Don't Think I've Forgotten
This afternoon, I went to see a screening of John Pirozzi's documentary "Don't Think I've Forgotten", which tells the story of Cambodian rock'n'roll in the '60s and '70s. Through archive footage and interviews, the film does an amazing job of conveying the exuberance of the Cambodian music scene after independence, showing how the young Khmer musicians adopted Western music and adapted it to create their own style, charged with all the same energy but uniquely Cambodian. It's an intensely moving film, because even as it shows the optimism of those early years, you always know what's coming next.

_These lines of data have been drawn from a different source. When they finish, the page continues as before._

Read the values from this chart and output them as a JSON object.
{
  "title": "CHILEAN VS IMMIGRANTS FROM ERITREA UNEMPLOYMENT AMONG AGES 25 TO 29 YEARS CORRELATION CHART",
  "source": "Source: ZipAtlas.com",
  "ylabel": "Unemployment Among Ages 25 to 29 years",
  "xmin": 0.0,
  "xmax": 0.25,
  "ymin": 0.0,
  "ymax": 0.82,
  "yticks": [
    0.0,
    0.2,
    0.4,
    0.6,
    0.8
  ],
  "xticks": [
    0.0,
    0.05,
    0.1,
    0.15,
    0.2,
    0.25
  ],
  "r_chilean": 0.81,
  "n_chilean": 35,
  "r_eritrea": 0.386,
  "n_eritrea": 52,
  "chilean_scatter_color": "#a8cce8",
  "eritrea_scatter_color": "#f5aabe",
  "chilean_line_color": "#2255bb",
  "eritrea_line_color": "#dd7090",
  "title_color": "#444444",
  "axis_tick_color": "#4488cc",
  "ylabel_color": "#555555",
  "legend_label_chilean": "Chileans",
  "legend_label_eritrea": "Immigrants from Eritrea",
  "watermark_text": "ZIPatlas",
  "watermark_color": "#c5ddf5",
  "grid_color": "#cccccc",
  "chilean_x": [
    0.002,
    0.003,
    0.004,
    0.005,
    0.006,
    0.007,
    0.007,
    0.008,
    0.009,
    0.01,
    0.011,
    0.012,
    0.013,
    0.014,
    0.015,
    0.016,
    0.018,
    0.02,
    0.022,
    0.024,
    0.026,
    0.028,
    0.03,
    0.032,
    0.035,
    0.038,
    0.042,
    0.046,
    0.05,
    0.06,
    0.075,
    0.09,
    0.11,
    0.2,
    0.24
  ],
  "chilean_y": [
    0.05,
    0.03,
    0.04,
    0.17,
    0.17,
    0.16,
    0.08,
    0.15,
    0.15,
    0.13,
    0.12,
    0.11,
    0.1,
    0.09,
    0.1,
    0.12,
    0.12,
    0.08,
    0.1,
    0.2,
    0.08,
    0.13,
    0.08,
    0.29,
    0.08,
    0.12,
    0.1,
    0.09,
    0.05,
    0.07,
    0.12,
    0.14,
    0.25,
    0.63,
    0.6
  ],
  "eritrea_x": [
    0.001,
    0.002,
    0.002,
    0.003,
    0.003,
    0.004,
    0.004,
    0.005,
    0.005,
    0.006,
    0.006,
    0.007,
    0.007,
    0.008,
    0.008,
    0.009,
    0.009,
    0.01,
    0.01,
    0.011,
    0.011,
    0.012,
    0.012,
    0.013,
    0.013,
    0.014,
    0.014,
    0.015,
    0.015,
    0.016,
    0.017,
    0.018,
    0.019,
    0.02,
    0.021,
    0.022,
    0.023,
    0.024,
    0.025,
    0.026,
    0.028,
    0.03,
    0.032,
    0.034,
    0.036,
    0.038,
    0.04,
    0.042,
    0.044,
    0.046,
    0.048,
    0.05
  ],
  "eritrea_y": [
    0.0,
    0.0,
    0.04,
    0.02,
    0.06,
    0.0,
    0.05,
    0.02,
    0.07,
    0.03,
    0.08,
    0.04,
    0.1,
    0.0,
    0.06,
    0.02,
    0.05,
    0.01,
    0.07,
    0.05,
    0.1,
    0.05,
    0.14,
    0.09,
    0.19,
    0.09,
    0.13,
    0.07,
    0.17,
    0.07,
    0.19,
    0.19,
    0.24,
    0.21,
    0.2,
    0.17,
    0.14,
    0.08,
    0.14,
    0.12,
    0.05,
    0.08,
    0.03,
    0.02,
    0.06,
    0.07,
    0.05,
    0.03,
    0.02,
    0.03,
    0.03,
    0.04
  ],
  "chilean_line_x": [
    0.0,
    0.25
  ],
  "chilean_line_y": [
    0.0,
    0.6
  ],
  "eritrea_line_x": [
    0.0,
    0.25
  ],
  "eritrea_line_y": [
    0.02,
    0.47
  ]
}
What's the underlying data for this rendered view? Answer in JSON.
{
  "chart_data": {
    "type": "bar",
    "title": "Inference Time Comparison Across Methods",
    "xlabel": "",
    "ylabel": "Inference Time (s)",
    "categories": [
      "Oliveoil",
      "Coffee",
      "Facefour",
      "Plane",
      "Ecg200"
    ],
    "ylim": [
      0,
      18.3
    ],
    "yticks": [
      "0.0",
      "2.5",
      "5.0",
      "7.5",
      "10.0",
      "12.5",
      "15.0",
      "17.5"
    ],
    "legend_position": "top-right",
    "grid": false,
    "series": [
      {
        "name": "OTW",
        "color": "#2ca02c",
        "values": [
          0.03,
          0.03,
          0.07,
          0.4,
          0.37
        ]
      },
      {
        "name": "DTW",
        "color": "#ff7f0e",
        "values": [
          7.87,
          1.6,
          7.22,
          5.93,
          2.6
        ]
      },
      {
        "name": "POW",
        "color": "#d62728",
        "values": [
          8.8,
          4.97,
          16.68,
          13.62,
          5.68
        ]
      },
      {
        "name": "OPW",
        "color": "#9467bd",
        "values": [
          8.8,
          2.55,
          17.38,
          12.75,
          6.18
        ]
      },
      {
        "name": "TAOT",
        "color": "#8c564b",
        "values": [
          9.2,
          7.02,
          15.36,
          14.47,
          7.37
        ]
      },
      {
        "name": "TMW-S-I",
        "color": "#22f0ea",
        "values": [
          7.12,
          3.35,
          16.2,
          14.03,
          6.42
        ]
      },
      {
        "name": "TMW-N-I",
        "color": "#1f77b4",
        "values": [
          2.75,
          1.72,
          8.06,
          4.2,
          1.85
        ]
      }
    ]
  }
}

The film focuses on the music and the musicians – Sinn Sissamouth, Ros Serey Sothea, Yol Aularong, Pen Ran and more – but it makes good use of newsreel archives and commentary by historian David Chandler to provide context. It even includes a devastatingly poignant sequence in which former US ambassador John Gunther Dean reads Sisowath Sirik Matak's famous letter.
I knew much of the music from the Cambodian Rocks compilations, and through performances by contemporary bands such as Cambodian Space Project and Dengue Fever. I knew much of the history from reading Chandler and William Shawcross. But the film gave a much fuller context for what I knew and it made the stories of the musicians vastly more real, sometimes almost unbearably so.
"Don't Think I've Forgotten" is a first-rate documentary that tells a story that is both fascinating and tragic. It's due for general release in spring 2015: go and see it.